Au commencement… il y avait le feu, l'air, la terre et l'eau.

Puis, il y eut le poète.

Au premier jour, il parla du vent, des lacs et du sable, enfin il parla de l'eau et il se dit que c'était beau.
Il avait l'encre dans le sang, il ne pouvait se taire. Il écrivait cette merveilleuse respiration de la vie, en quête des gestes du monde.
Il ouvrit la fenêtre sur les mémoires perdues.
Il chercha un lieu, à la lisière du dicible, à l'envers du temps, pour violer le secret des choses et des êtres et saisir l'insaisissable.
Sa plume voyageuse traversait l'écran des mots, bravant les vents contraires, en vers et contre tout.
Il traversa des mers et des terres sans nom, en chasseur d'images, seul avec sa liberté, pour dire l'infini, entrevoir cet invisible qui traverse le regard et dire l'énigme de l'eau … et il vit que c'était beau.
Il était ce funambule aux pieds nus, marchant sur le fil, en équilibre entre deux mondes, entre l'hier et le demain. Les mots étaient son refuge, sa raison d'être, son vide, son exil…essentiel, pour dire la vie, la fragilité, la douleur. Il marchait seul, dans le lit du hasard et les jardins de la nuit.
La poésie était une voix, mais quelle était l'importance des mots si personne ne les écoutait ? Vaine écriture… Resterait-il seul sur son île ?
Il ne renonça pas à Dire, c'était sa force, c'était sa folie, il était le poète du temps, en luttes dérisoires, pour trouver le passage et fuir l'angoisse du silence.
Parti sur les chemins de traverse, à la conquête de soi, sous l'aile d'un instant et ce ciel qui passe, il cherchait le sens de la vie.

Le huitième jour, il trouva le lieu où étaient les hommes.
Il vit en eux ce qu'il y a d'invisible.
Homme parmi les hommes, il crut perdre pied.
Empêtré dans sa page, imprudent, insoumis, rebelle, acharné, il essuya les gifles du temps, en pénétrant les mémoires de luttes intimes.

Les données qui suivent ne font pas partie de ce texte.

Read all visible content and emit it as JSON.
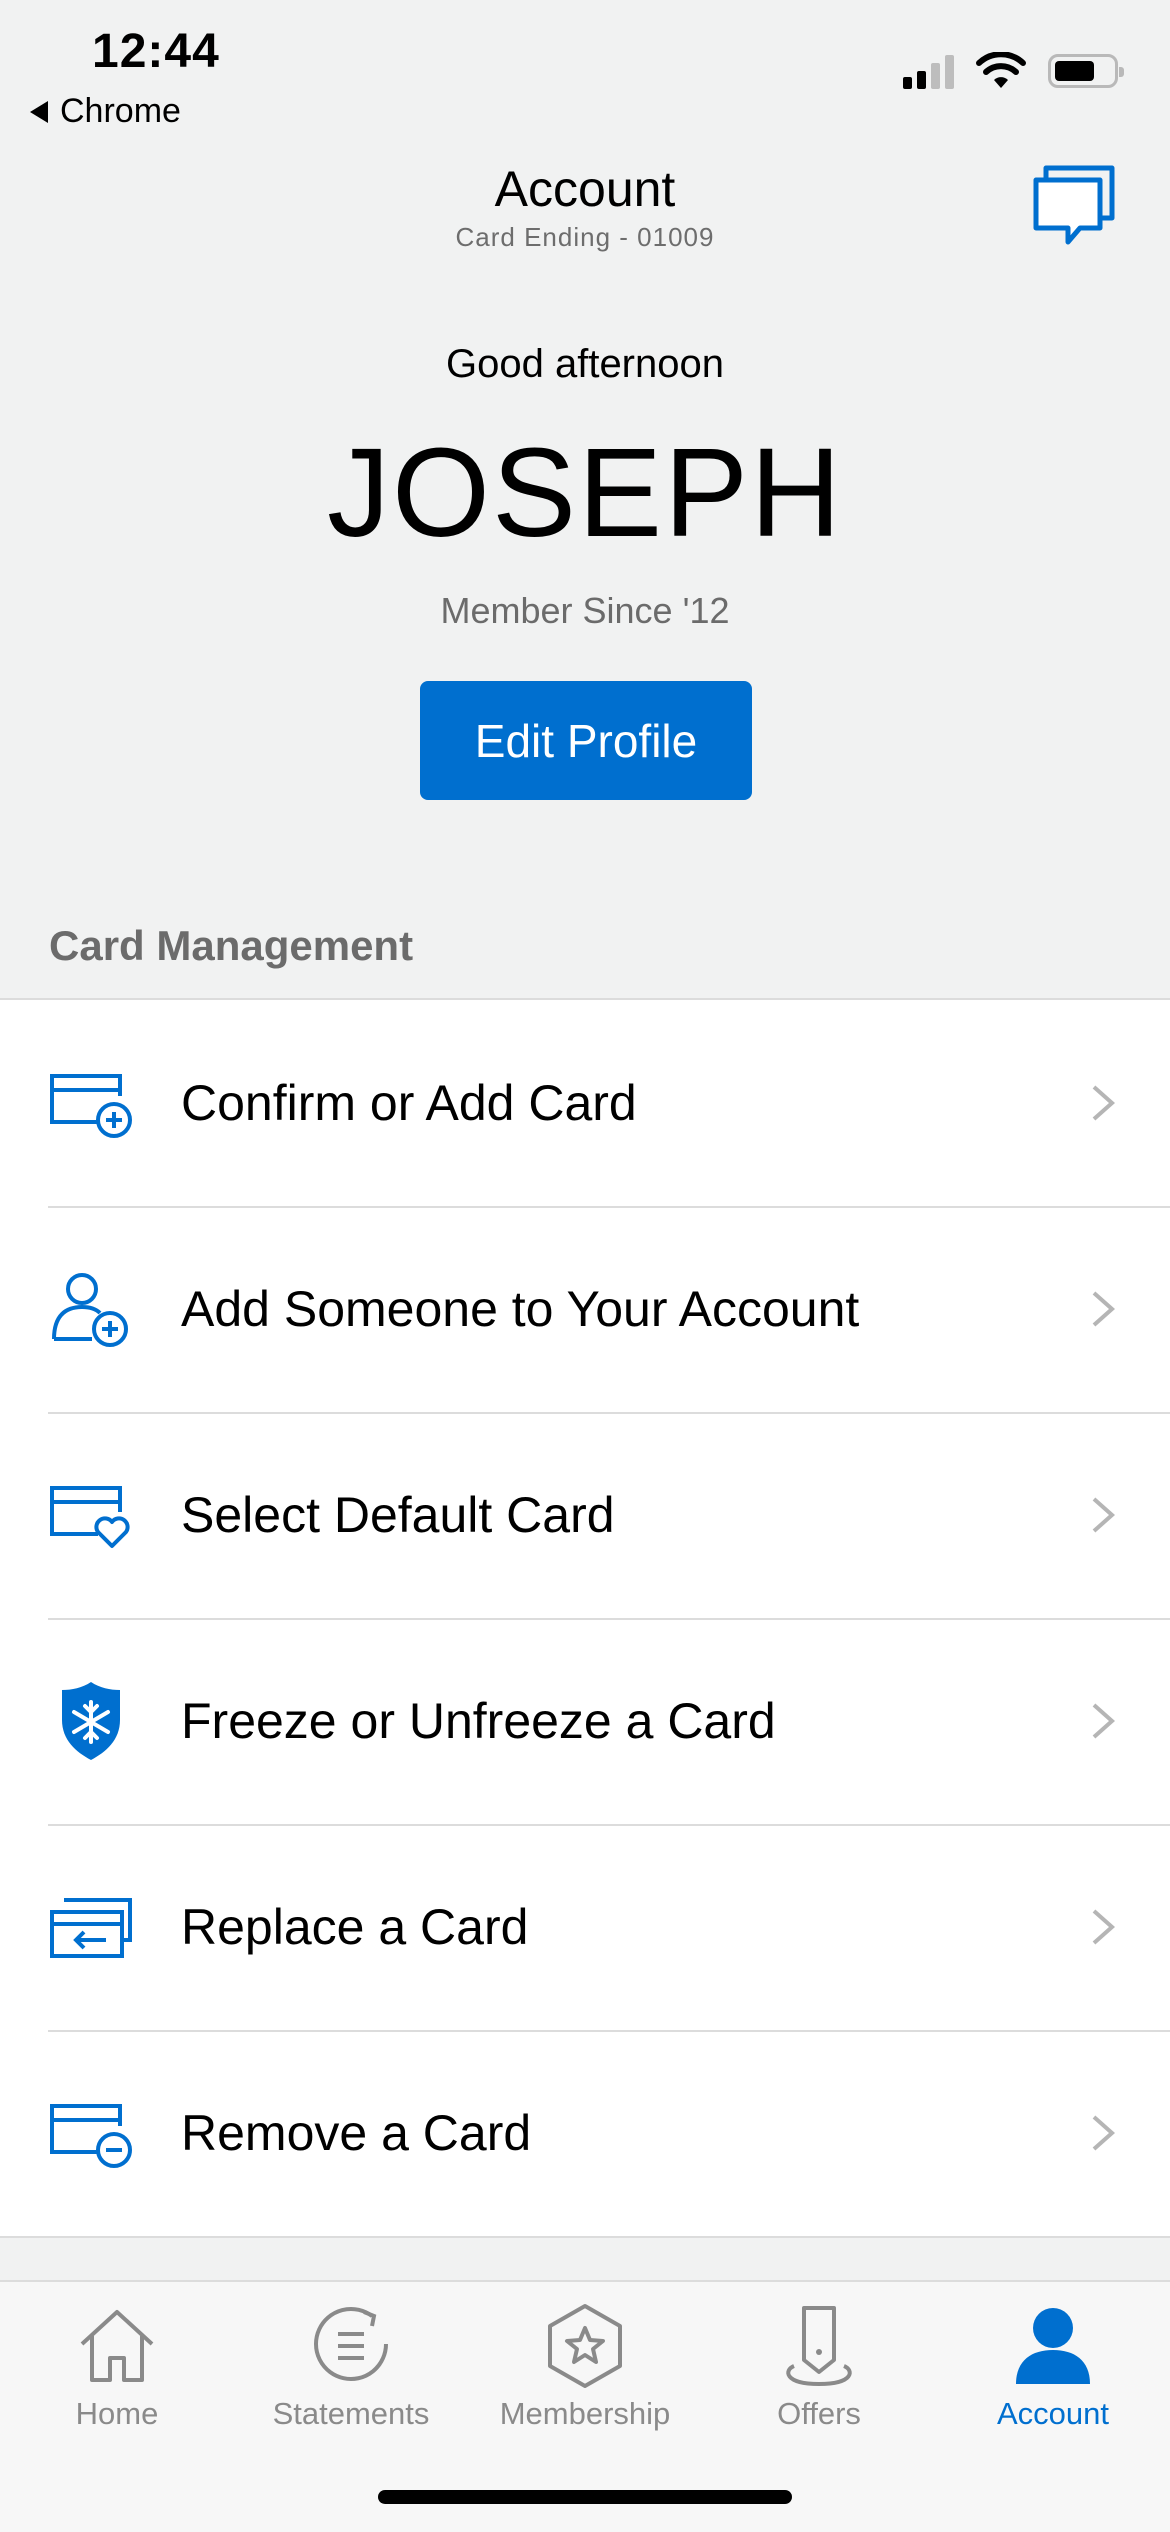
{
  "status_bar": {
    "time": "12:44",
    "back_app": "Chrome",
    "icons": [
      "signal-icon",
      "wifi-icon",
      "battery-icon"
    ]
  },
  "header": {
    "title": "Account",
    "subtitle": "Card Ending - 01009",
    "chat_icon": "chat-bubbles-icon"
  },
  "greeting": {
    "salutation": "Good afternoon",
    "name": "JOSEPH",
    "member_since": "Member Since '12",
    "edit_profile_label": "Edit Profile"
  },
  "card_management": {
    "title": "Card Management",
    "items": [
      {
        "label": "Confirm or Add Card",
        "icon": "card-add-icon"
      },
      {
        "label": "Add Someone to Your Account",
        "icon": "person-add-icon"
      },
      {
        "label": "Select Default Card",
        "icon": "card-heart-icon"
      },
      {
        "label": "Freeze or Unfreeze a Card",
        "icon": "snowflake-shield-icon"
      },
      {
        "label": "Replace a Card",
        "icon": "card-replace-icon"
      },
      {
        "label": "Remove a Card",
        "icon": "card-remove-icon"
      }
    ]
  },
  "tab_bar": {
    "tabs": [
      {
        "label": "Home",
        "icon": "home-icon",
        "active": false
      },
      {
        "label": "Statements",
        "icon": "statements-icon",
        "active": false
      },
      {
        "label": "Membership",
        "icon": "membership-star-icon",
        "active": false
      },
      {
        "label": "Offers",
        "icon": "offers-tag-icon",
        "active": false
      },
      {
        "label": "Account",
        "icon": "person-icon",
        "active": true
      }
    ]
  },
  "colors": {
    "accent": "#006fcf",
    "background": "#f1f2f2",
    "muted_text": "#6b6b6b",
    "inactive_tab": "#8a8a8a"
  }
}
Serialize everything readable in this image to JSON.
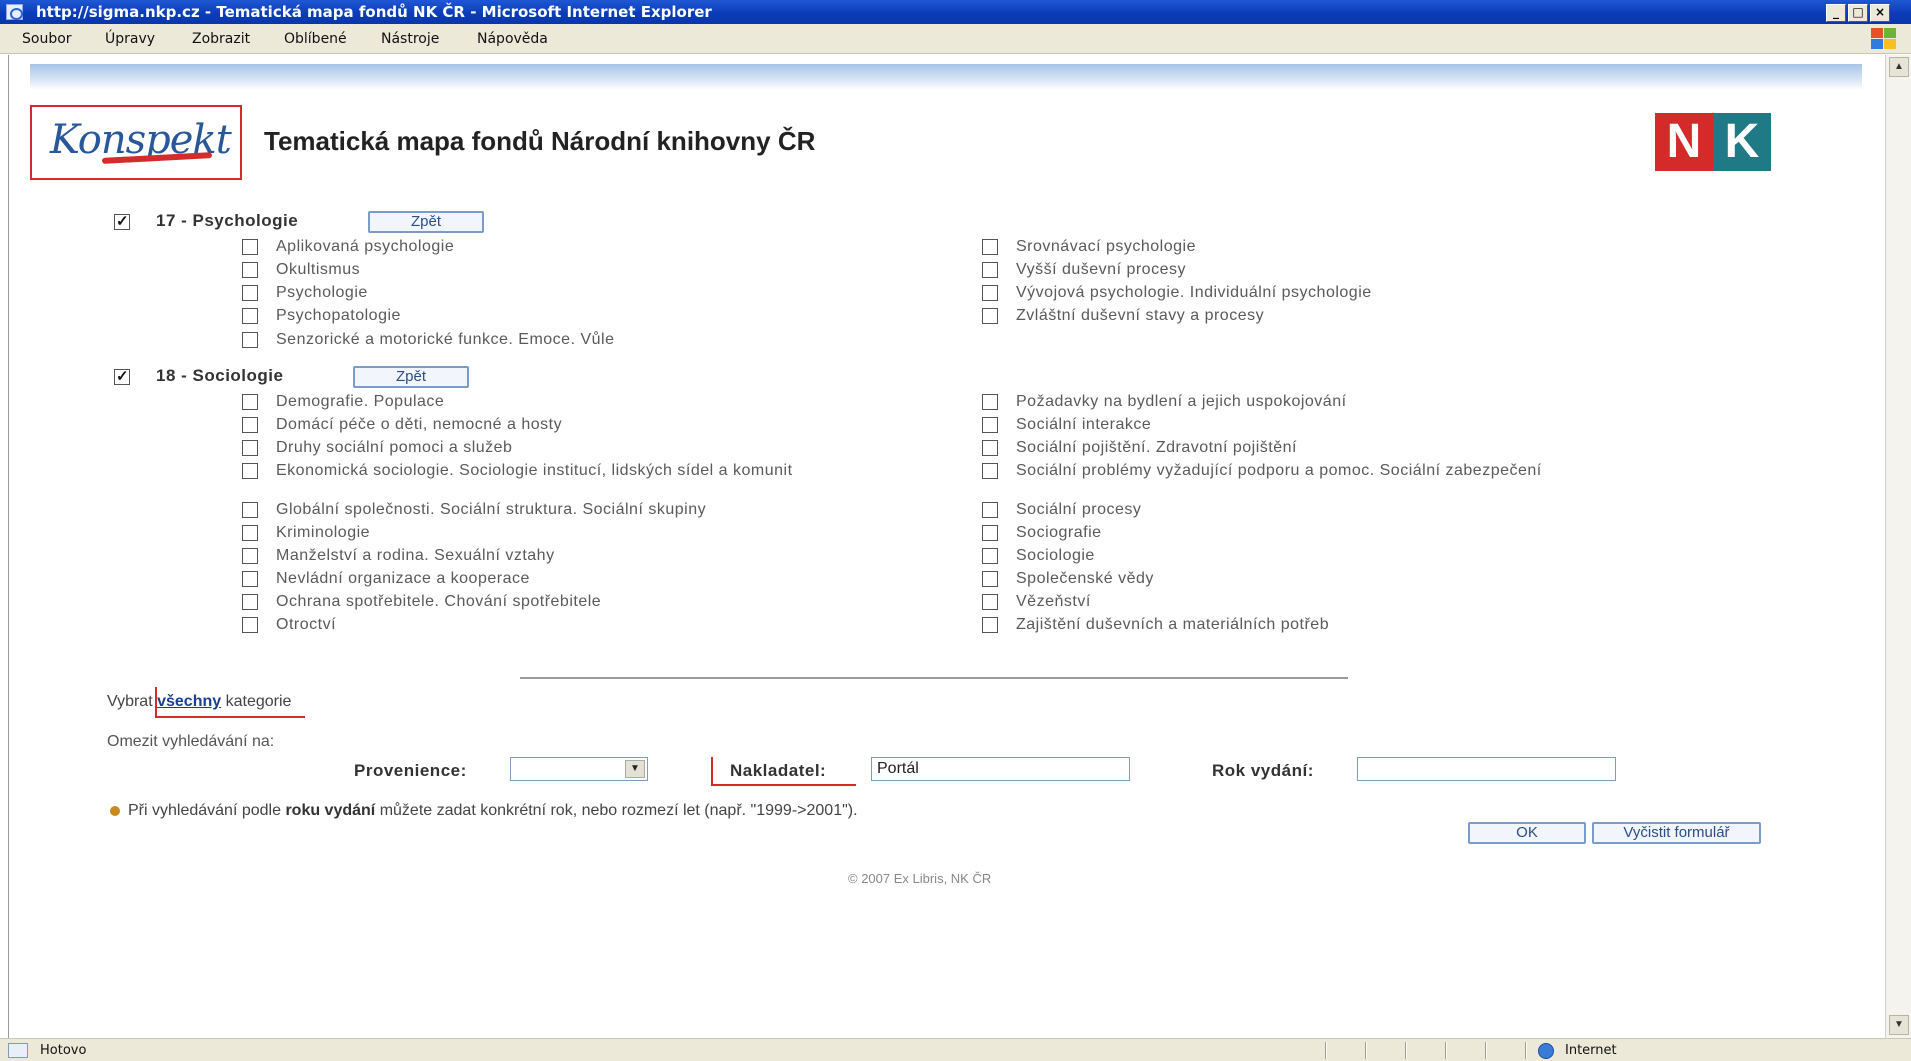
{
  "window": {
    "title": "http://sigma.nkp.cz - Tematická mapa fondů NK ČR - Microsoft Internet Explorer",
    "controls": [
      "_",
      "□",
      "×"
    ]
  },
  "menu": [
    "Soubor",
    "Úpravy",
    "Zobrazit",
    "Oblíbené",
    "Nástroje",
    "Nápověda"
  ],
  "header": {
    "logo_text": "Konspekt",
    "title": "Tematická mapa fondů Národní knihovny ČR",
    "nk_logo": [
      "N",
      "K"
    ]
  },
  "categories": [
    {
      "number": "17",
      "heading": "17 - Psychologie",
      "checked": true,
      "back_label": "Zpět",
      "left_items": [
        "Aplikovaná psychologie",
        "Okultismus",
        "Psychologie",
        "Psychopatologie",
        "Senzorické a motorické funkce. Emoce. Vůle"
      ],
      "right_items": [
        "Srovnávací psychologie",
        "Vyšší duševní procesy",
        "Vývojová psychologie. Individuální psychologie",
        "Zvláštní duševní stavy a procesy"
      ]
    },
    {
      "number": "18",
      "heading": "18 - Sociologie",
      "checked": true,
      "back_label": "Zpět",
      "left_items": [
        "Demografie. Populace",
        "Domácí péče o děti, nemocné a hosty",
        "Druhy sociální pomoci a služeb",
        "Ekonomická sociologie. Sociologie institucí, lidských sídel a komunit",
        "Globální společnosti. Sociální struktura. Sociální skupiny",
        "Kriminologie",
        "Manželství a rodina. Sexuální vztahy",
        "Nevládní organizace a kooperace",
        "Ochrana spotřebitele. Chování spotřebitele",
        "Otroctví"
      ],
      "right_items": [
        "Požadavky na bydlení a jejich uspokojování",
        "Sociální interakce",
        "Sociální pojištění. Zdravotní pojištění",
        "Sociální problémy vyžadující podporu a pomoc. Sociální zabezpečení",
        "Sociální procesy",
        "Sociografie",
        "Sociologie",
        "Společenské vědy",
        "Vězeňství",
        "Zajištění duševních a materiálních potřeb"
      ]
    }
  ],
  "select_all": {
    "prefix": "Vybrat",
    "link": "všechny",
    "suffix": "kategorie"
  },
  "restrict_label": "Omezit vyhledávání na:",
  "form": {
    "provenience_label": "Provenience:",
    "provenience_value": "",
    "publisher_label": "Nakladatel:",
    "publisher_value": "Portál",
    "year_label": "Rok vydání:",
    "year_value": ""
  },
  "hint": {
    "prefix": "Při vyhledávání podle",
    "bold": "roku vydání",
    "suffix": "můžete zadat konkrétní rok, nebo rozmezí let (např. \"1999->2001\")."
  },
  "buttons": {
    "ok": "OK",
    "clear": "Vyčistit formulář"
  },
  "copyright": "© 2007 Ex Libris, NK ČR",
  "status": {
    "text": "Hotovo",
    "zone": "Internet"
  },
  "colors": {
    "titlebar": "#0b3cb8",
    "accent_red": "#d22c2c",
    "link": "#1b3e8e",
    "nk_red": "#d42a2a",
    "nk_teal": "#1f7a86"
  }
}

Rencontres inattendues …visions imparfaites, paradis artificiel.
En ouvrant sa fenêtre, il vit l'homme en colère, l'homme brutal, victime et bourreau, dans le tumulte des armes.
Il vit en l'homme sa propre souffrance, l'image furtive de la vie qui meurt irrémédiablement, comme le jour devient nuit.
Il vit l'homme dans sa quête du bonheur, il vit la beauté, la laideur, la folie, la richesse et la précarité, les jeux destructeurs, les jeux interdits, l'attente, les amours perdus.
Il sut que cette image qui s'esquive, au-delà du temps, c'était la sienne et il voulut parler au monde, contre vents et marées, au hasard de ses naufrages.
Il ne trouva pas de rêve, il voulut crier son néant.
Il prit les mots, manipula les facettes de la vérité, esquissant des images de paix. II sentait ce pouvoir reçu, il connaissait la conscience de la pierre et de l'arbre, il aurait aimé rétablir la sérénité cosmique. Ses mots seraient l'exutoire pour exorciser le mal du monde.
Il lança un appel qui s'évanouit comme l'eau à travers le filet.
Obscur délire, désespoir sournois !
Il lui fallait faire jaillir l'inattendu pour que l'homme naisse de l'étonnement et connaisse le jour. Troubadour infatigable, hôte de passage, il savait que sa parole avait un son d'inachevé, de transitoire.
Le jeu était exigeant, l'enjeu démesuré. Il ne pouvait arrêter le temps.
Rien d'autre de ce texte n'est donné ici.